In the recently released Economist Intelligence Unit's (EIU) Democracy Index report, Norway has taken the top spot, while Iceland, Sweden, New Zealand and Canada have made it to the top five. 

The report, which is titled "Democracy in sickness and in health?", looks to provide a snapshot of the current state of democracy worldwide for 167 countries. 

Out of 167 countries, the Democracy Index has classified 23 countries as full democracies, 52 as flawed democracies, 35 as hybrid regimes and 57 as authoritarian regimes. 

In 2020 Democracy Index's global ranking, India is ranked (53) higher than most of its neighbouring countries. Among India's neighbours, Sri Lanka, at 68th rank, has been classified as a flawed democracy, Bangladesh (76), Bhutan (84) and Pakistan (105) have been classified in the 'hybrid regime' category. Afghanistan has been ranked 139th and classified as an 'authoritarian regime' in the index. 

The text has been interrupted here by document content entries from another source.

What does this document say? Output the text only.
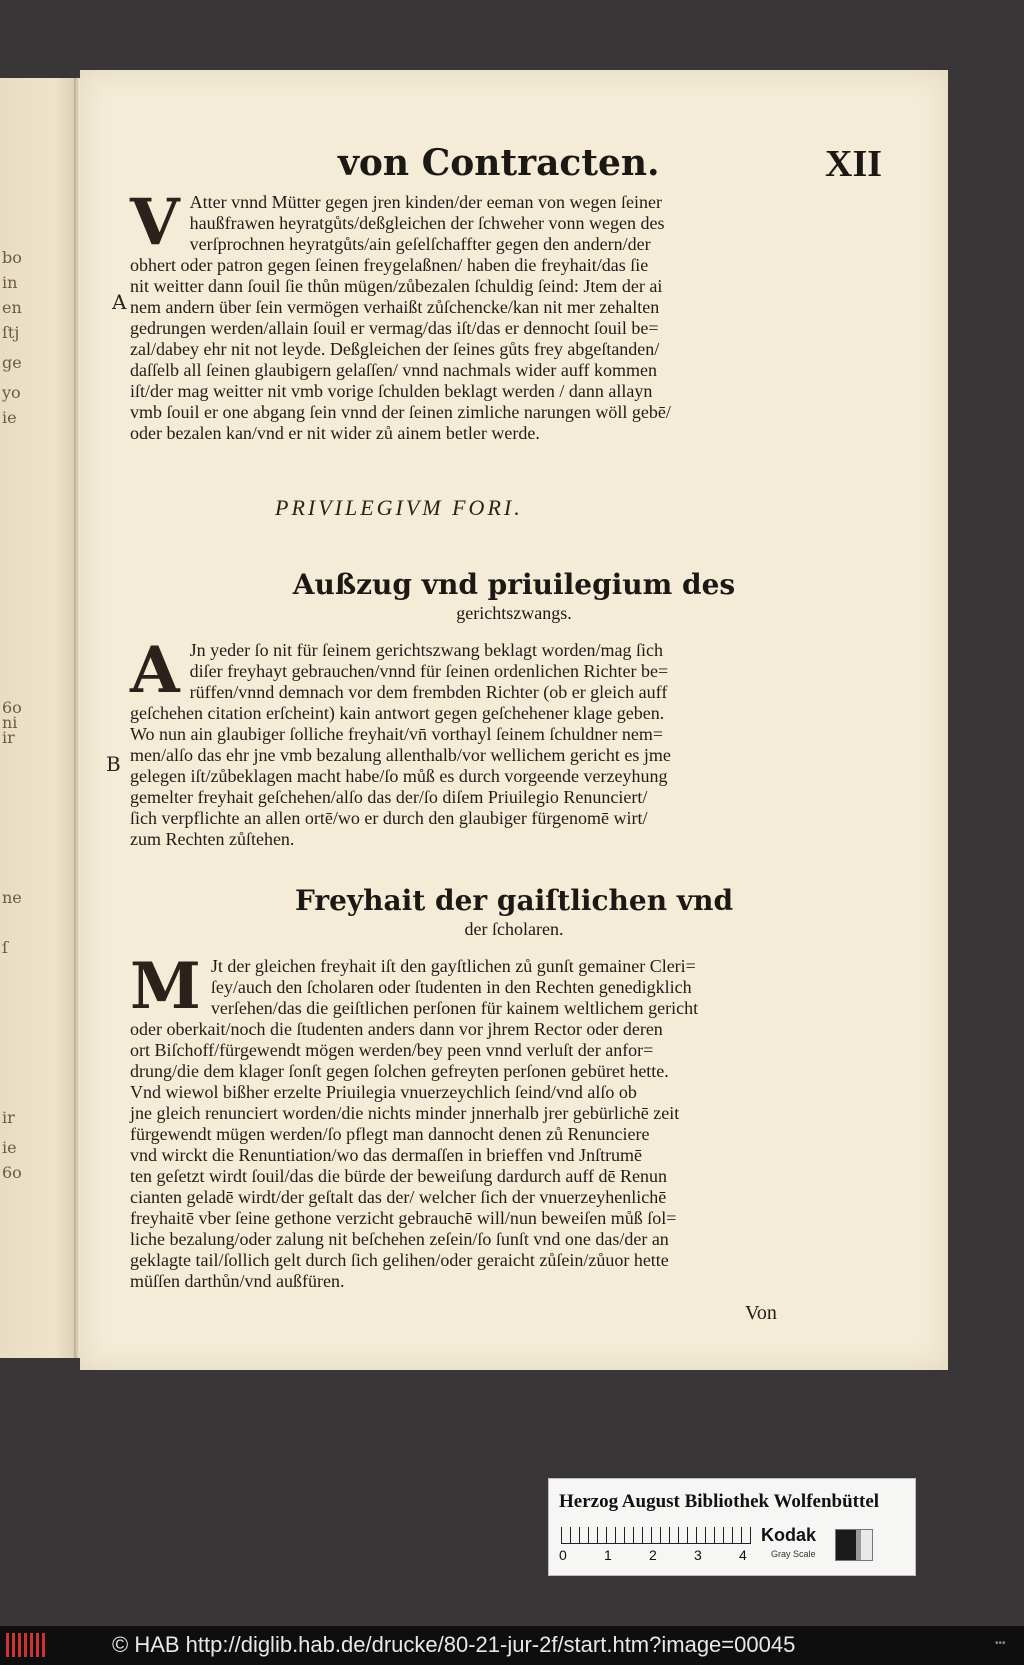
bo
in
en
ſtj
ge
yo
ie
6o
ni
ir
ne
ſ
ir
ie
6o
von Contracten.	XII
V Atter vnnd Mütter gegen jren kinden/der eeman von wegen ſeiner

haußfrawen heyratgůts/deßgleichen der ſchweher vonn wegen des

verſprochnen heyratgůts/ain geſelſchaffter gegen den andern/der

obhert oder patron gegen ſeinen freygelaßnen/ haben die freyhait/das ſie

nit weitter dann ſouil ſie thůn mügen/zůbezalen ſchuldig ſeind: Jtem der ai

nem andern über ſein vermögen verhaißt zůſchencke/kan nit mer zehalten

gedrungen werden/allain ſouil er vermag/das iſt/das er dennocht ſouil be=

zal/dabey ehr nit not leyde. Deßgleichen der ſeines gůts frey abgeſtanden/

daſſelb all ſeinen glaubigern gelaſſen/ vnnd nachmals wider auff kommen

iſt/der mag weitter nit vmb vorige ſchulden beklagt werden / dann allayn

vmb ſouil er one abgang ſein vnnd der ſeinen zimliche narungen wöll gebē/

oder bezalen kan/vnd er nit wider zů ainem betler werde.

A
PRIVILEGIVM FORI.
Außzug vnd priuilegium des
gerichtszwangs.
A Jn yeder ſo nit für ſeinem gerichtszwang beklagt worden/mag ſich

diſer freyhayt gebrauchen/vnnd für ſeinen ordenlichen Richter be=

rüffen/vnnd demnach vor dem frembden Richter (ob er gleich auff

geſchehen citation erſcheint) kain antwort gegen geſchehener klage geben.

Wo nun ain glaubiger ſolliche freyhait/vn̄ vorthayl ſeinem ſchuldner nem=

men/alſo das ehr jne vmb bezalung allenthalb/vor wellichem gericht es jme

gelegen iſt/zůbeklagen macht habe/ſo můß es durch vorgeende verzeyhung

gemelter freyhait geſchehen/alſo das der/ſo diſem Priuilegio Renunciert/

ſich verpflichte an allen ortē/wo er durch den glaubiger fürgenomē wirt/

zum Rechten zůſtehen.

B
Freyhait der gaiſtlichen vnd
der ſcholaren.
M Jt der gleichen freyhait iſt den gayſtlichen zů gunſt gemainer Cleri=

ſey/auch den ſcholaren oder ſtudenten in den Rechten genedigklich

verſehen/das die geiſtlichen perſonen für kainem weltlichem gericht

oder oberkait/noch die ſtudenten anders dann vor jhrem Rector oder deren

ort Biſchoff/fürgewendt mögen werden/bey peen vnnd verluſt der anfor=

drung/die dem klager ſonſt gegen ſolchen gefreyten perſonen gebüret hette.

Vnd wiewol bißher erzelte Priuilegia vnuerzeychlich ſeind/vnd alſo ob

jne gleich renunciert worden/die nichts minder jnnerhalb jrer gebürlichē zeit

fürgewendt mügen werden/ſo pflegt man dannocht denen zů Renunciere

vnd wirckt die Renuntiation/wo das dermaſſen in brieffen vnd Jnſtrumē

ten geſetzt wirdt ſouil/das die bürde der beweiſung dardurch auff dē Renun

cianten geladē wirdt/der geſtalt das der/ welcher ſich der vnuerzeyhenlichē

freyhaitē vber ſeine gethone verzicht gebrauchē will/nun beweiſen můß ſol=

liche bezalung/oder zalung nit beſchehen zeſein/ſo ſunſt vnd one das/der an

geklagte tail/ſollich gelt durch ſich gelihen/oder geraicht zůſein/zůuor hette

müſſen darthůn/vnd außfüren.

Von
Herzog August Bibliothek Wolfenbüttel
0	1	2	3	4
Kodak
Gray Scale
© HAB http://diglib.hab.de/drucke/80-21-jur-2f/start.htm?image=00045	•••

The EIU report looks at the impact of the coronavirus (Covid-19) pandemic on freedom and democracy around the world. 

The Asia and Australasia region includes top-scoring New Zealand, which retained its fourth position in the global ranking (out of 167 countries), and persistent laggard North Korea at the bottom of the global ranking in 167th place, the EIU said in a statement. 

The region’s overall score fell in 2020, but it now has five “full democracies” with Japan, South Korea and Taiwan moving up the rankings compared with 2019. 

Australia retains its “full democracy” status and high ranking (9th). 

Despite these upgrades, Asia’s average regional score deteriorated to its lowest level since 2013 as official measures taken to combat the coronavirus pandemic led to some of the most severe constraints on individual freedoms and civil liberties in the world, the EIU said. 

China, Singapore and others went much further than the rest of the world in tracking and policing their citizens and locking them down in response to the Covid-19 pandemic, it said. 

By contrast, European governments were slow to act, some health systems came close to collapse and public trust in government declined, Hoey added. 

The Economist Intelligence Unit (The EIU) is the world's leading resource for economic and business research, forecasting and analysis, a statement said.